Brookfield Asset Management and La Caisse de dépôt et placement du Québec were among the Top 10 investors in renewable energy in 2013, according to data from Bloomberg New Energy Finance obtained by Corporate Knights.

Of the two, Brookfield – through Brookfield Renewable Energy Partners – placed highest, ranking the sixth-largest renewable investor in the world. Including debt and equity, it invested $1.27 billion (U.S.) in assets in 2013 that collectively generate 596 megawatts of emission-free electricity, mostly from wind and hydroelectric projects.

“The total for 2014 will be significantly higher,” said Andrew Willis, spokesman for Brookfield, pointing to wind farm investments in Ireland and a 417-megawatt hydroelectric facility in Pennsylvania so far this year.

La Caisse de dépôt et placement du Québec, which manages public and private pension and insurance funds in Quebec, ranked as the world’s eighth-largest renewable energy investor in 2013.

Canadian asset managers clearly punched above their weight last year, a trend that appears to be growing stronger in 2014, and not just because of Brookfield’s increased investment activity.

Toronto-based power developer Northland Power was the driving force behind a second-quarter investment in a massive Dutch offshore wind project, which has been described as a “record-breaking” deal. Northland owns 60 per cent of the group that led the $3.8 billion (U.S.) financing for the 600-megawatt offshore project, located in the North Sea. It is believed to be the largest investment to date in a non-hydro renewable energy venture.

Topping all investors last year was Warren Buffett’s Berkshire Hathaway. In June, Buffett revealed at the Edison Electric Institute’s annual convention that Omaha, Nebraska-based Berkshire had put roughly $15 billion into renewable energy assets in 2013, and surprised the crowd when he said – without hesitation – he’s ready to do it again.

“There’s another $15 billion ready to go, as far as I’m concerned,” he told the audience.

Michael Liebreich, chairman of the advisory board at Bloomberg New Energy Finance, said earlier this summer that the new “upswing” in renewable energy investment is not targeted at any specific technology or project size.
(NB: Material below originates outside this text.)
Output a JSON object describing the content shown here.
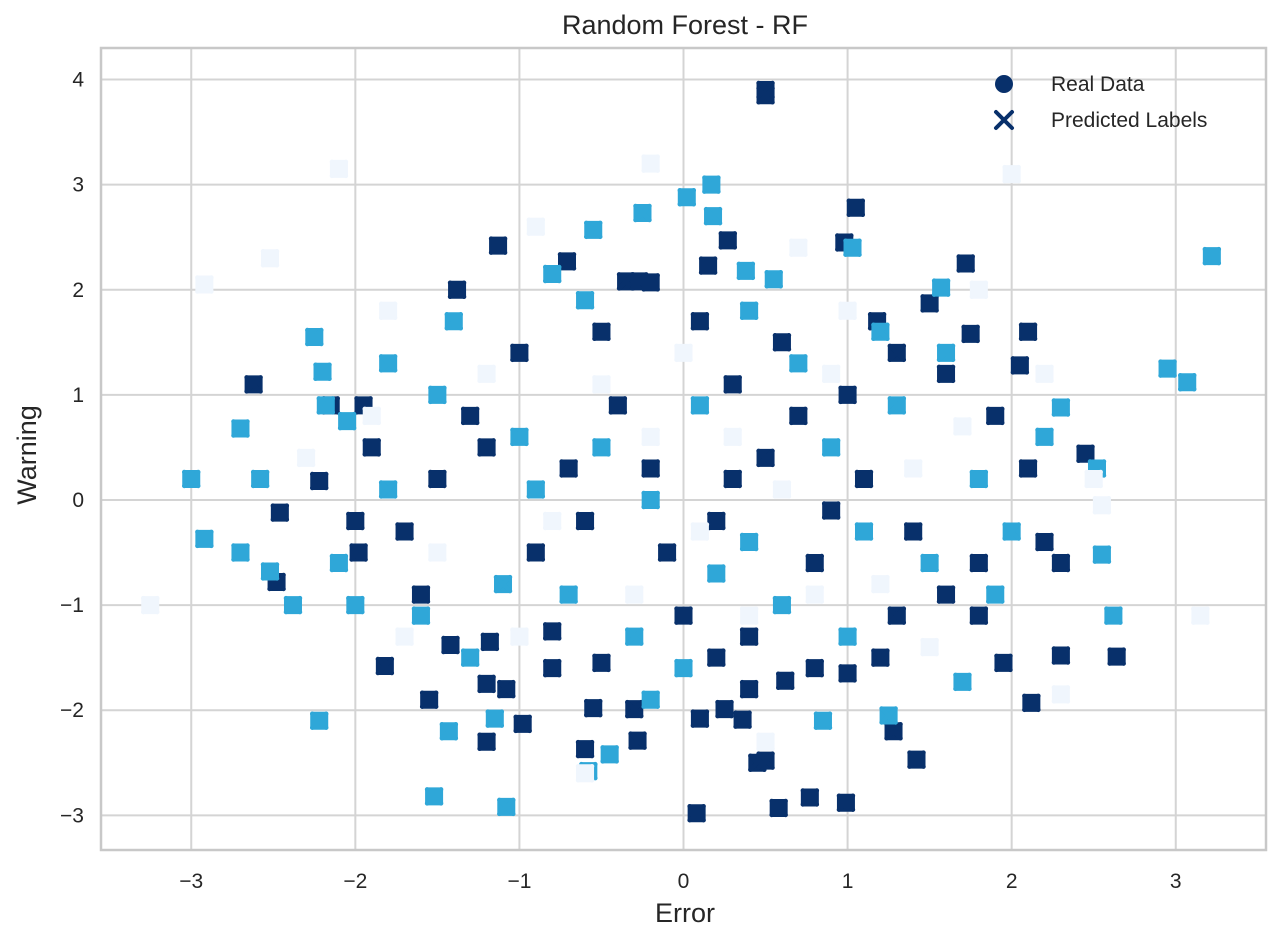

Whether wind or solar, large or small, the deal volume is growing – even among venture capitalists and private equity investors.

“We are expecting the full year figures for 2014 to show a clear rebound in global investment in clean energy,” he said. “The debt-and-policy-fuelled bubble years of 2007 to 2010 were inevitably going to be followed by a period of consolidation; that period now definitely looks to be over and the industry is gathering momentum once again.”
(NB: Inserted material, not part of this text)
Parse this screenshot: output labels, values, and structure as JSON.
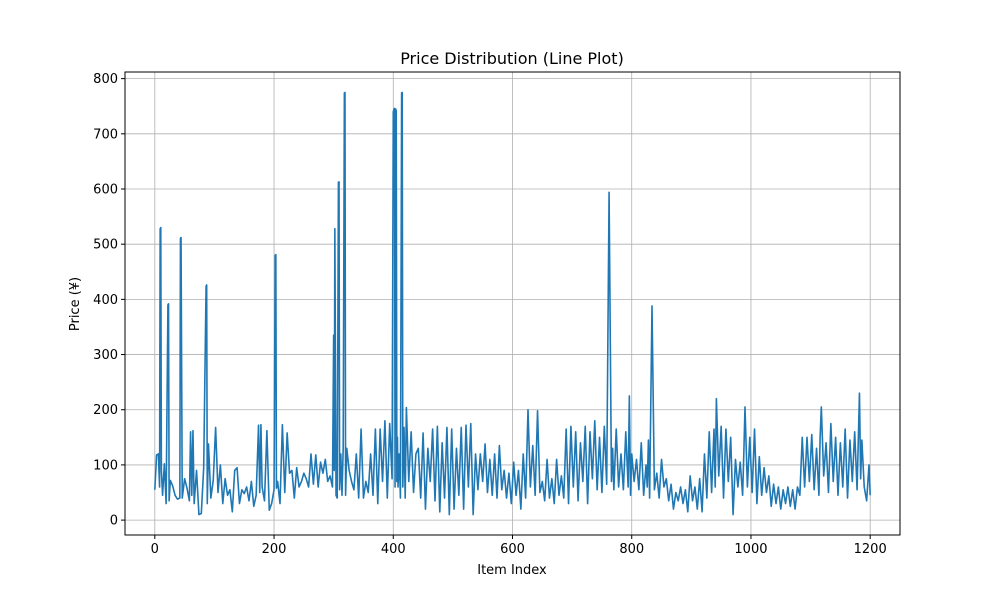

The signs are everywhere, from the fact that all new generating capacity in the United States in July came from renewable sources – i.e. no new natural gas or coal plants were brought online – to the report this week that onshore wind is now the lowest cost form of wholesale power, at least according to the U.S. Department of Energy’s Lawrence Berkeley National Laboratory.

And Wednesday, it was reported that for the first time since 2006 the solar industry is experiencing a shortage of photovoltaic panels, following eight years of supply glut.